TORONTO (miningweekly.com) – Eritrea-focused Canadian miner Nevsun Resources has reported a 40% decline in net income attributable to shareholders for the three months ended March 31, as metal output at its flagship Bisha mine declined and the realised copper price fell 12% year-on-year.
Net income attributable to Nevsun shareholders totalled $7.5-million, or $0.04 a share, while revenue fell 21% over the comparable period of 2015 to $92.4-million.
This was the result of a 26% drop in payable copper in concentrate produced at 34.9-million pounds, as the copper feed grade fell 1.6% year-on-year to 3.1% copper. C1 cash cost per payable pound sold totalled $1.12/lb, down $0.11/lb as its cost reduction initiatives gained traction.
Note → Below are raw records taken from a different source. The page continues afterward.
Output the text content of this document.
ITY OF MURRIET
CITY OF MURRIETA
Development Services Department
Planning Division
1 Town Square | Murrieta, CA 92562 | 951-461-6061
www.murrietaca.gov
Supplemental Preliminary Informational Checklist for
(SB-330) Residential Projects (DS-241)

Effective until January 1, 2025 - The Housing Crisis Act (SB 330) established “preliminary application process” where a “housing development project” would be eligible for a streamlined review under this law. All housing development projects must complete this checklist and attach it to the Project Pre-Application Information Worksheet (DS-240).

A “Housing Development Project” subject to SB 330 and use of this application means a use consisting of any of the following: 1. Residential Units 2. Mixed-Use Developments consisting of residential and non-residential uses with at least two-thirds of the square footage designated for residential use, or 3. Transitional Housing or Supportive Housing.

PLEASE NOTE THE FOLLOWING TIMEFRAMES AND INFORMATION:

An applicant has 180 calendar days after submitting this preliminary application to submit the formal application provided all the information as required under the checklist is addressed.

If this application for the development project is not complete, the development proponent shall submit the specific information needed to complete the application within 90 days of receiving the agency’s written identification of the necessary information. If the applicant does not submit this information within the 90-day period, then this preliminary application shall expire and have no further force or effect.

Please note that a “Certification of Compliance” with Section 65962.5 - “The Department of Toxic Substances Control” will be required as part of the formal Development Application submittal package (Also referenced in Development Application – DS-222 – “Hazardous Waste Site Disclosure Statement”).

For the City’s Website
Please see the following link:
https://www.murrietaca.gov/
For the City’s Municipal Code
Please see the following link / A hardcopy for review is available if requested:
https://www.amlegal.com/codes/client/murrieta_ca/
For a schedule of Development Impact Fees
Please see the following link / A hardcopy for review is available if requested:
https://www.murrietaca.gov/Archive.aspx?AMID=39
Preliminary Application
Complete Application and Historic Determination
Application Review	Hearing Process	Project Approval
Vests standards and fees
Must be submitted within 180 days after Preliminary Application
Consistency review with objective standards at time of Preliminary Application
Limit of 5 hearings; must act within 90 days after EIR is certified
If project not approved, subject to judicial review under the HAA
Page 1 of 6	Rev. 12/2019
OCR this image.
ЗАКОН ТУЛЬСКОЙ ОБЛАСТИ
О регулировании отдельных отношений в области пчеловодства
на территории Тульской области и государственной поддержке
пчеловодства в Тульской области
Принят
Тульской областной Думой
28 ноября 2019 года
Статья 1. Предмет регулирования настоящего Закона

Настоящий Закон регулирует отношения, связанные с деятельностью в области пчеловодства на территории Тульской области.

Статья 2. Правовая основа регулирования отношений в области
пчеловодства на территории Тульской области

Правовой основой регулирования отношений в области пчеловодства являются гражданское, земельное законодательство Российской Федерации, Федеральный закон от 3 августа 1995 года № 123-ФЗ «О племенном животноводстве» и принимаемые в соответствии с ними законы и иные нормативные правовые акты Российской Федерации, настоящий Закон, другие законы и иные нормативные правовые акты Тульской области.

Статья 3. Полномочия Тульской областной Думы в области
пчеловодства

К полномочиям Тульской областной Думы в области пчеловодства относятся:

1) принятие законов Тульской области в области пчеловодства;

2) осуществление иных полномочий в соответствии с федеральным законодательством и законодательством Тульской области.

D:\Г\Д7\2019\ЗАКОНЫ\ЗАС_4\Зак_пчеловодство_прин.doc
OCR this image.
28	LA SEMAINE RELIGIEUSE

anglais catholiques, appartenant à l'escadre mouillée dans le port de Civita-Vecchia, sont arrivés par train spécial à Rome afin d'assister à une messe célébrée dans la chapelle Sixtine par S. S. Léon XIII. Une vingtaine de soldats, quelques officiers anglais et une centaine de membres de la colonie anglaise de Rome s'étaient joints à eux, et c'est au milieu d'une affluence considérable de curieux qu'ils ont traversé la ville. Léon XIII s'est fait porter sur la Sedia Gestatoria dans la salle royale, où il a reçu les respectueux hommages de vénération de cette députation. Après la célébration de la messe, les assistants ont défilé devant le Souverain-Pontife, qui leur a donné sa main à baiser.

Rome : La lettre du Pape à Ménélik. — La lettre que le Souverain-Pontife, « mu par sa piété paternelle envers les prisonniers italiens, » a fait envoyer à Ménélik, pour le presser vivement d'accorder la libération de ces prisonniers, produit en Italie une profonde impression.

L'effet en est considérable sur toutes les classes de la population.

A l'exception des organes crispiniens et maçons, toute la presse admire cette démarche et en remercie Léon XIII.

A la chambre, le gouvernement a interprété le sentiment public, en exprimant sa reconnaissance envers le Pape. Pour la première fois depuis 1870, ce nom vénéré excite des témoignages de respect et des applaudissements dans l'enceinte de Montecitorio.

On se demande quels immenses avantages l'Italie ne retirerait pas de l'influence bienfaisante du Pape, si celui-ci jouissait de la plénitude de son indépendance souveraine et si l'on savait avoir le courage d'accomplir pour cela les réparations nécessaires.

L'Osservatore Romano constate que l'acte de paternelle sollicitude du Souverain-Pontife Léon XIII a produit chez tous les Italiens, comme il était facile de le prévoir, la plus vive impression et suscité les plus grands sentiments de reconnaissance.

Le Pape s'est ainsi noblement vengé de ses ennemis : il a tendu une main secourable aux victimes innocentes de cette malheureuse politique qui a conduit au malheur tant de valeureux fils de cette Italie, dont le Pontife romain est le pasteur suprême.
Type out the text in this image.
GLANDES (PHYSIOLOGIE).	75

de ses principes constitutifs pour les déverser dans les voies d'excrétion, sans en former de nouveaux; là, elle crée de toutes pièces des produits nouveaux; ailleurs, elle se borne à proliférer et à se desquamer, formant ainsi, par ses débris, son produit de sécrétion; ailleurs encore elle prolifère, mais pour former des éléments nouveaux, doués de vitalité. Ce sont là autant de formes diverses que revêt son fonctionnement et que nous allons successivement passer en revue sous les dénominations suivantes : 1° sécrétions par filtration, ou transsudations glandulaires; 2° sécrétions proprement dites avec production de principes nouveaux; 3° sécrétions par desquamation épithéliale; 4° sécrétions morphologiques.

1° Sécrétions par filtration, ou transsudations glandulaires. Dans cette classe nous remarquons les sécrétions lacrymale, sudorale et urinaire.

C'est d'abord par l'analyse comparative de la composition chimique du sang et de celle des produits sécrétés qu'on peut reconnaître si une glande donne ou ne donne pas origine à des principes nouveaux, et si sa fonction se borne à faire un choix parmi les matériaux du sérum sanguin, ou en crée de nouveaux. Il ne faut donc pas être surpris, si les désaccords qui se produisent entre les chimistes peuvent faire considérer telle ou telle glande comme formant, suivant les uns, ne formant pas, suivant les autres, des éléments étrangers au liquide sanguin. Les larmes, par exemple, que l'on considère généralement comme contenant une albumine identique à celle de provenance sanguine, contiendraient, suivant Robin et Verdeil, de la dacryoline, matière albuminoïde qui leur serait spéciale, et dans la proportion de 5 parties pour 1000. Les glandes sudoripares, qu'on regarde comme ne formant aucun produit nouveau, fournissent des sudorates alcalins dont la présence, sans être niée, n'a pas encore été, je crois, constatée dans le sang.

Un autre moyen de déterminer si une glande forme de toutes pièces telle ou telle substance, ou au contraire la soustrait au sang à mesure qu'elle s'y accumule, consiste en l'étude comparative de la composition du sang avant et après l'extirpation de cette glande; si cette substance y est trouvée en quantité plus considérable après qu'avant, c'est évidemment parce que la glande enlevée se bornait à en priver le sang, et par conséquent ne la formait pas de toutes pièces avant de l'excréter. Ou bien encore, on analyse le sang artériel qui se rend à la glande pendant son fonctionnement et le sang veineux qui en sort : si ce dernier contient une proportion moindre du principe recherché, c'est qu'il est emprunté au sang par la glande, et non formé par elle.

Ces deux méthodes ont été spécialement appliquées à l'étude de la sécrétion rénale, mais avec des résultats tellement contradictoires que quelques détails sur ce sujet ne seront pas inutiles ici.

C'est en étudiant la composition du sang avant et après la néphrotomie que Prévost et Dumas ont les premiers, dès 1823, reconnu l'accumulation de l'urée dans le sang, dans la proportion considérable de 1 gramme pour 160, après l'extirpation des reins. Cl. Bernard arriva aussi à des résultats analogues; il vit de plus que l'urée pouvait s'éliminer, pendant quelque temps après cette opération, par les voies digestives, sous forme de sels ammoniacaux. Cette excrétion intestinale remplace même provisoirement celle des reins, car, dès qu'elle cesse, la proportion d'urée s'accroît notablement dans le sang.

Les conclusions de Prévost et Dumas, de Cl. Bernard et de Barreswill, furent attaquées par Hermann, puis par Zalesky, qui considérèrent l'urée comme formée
Gold in concentrate sold totalled about 6 000 oz and silver totalled 226 000 oz.
"We are off to a great start to 2016 with supergene production ahead of guidance and strong demand for our gold equivalent ounces from stockpiles. The precious metal stockpiles sales confirm the marketability of this material at more favourable commercial terms than originally expected. With the strong gold and silver prices, we will prioritise shipping precious metal stockpile material over zinc concentrate to maximise earnings and cash flow,” stated president and CEO Cliff Davis.
Nevsun reported that its zinc expansion project continued to progress well, with hot ore commissioning scheduled to start later this quarter. The project was expected to be completed on time and well under budget, Davis advised, noting that Nevsun still had not committed any of its zinc offtake so as to take advantage of an expected tightening of global zinc concentrate supplies.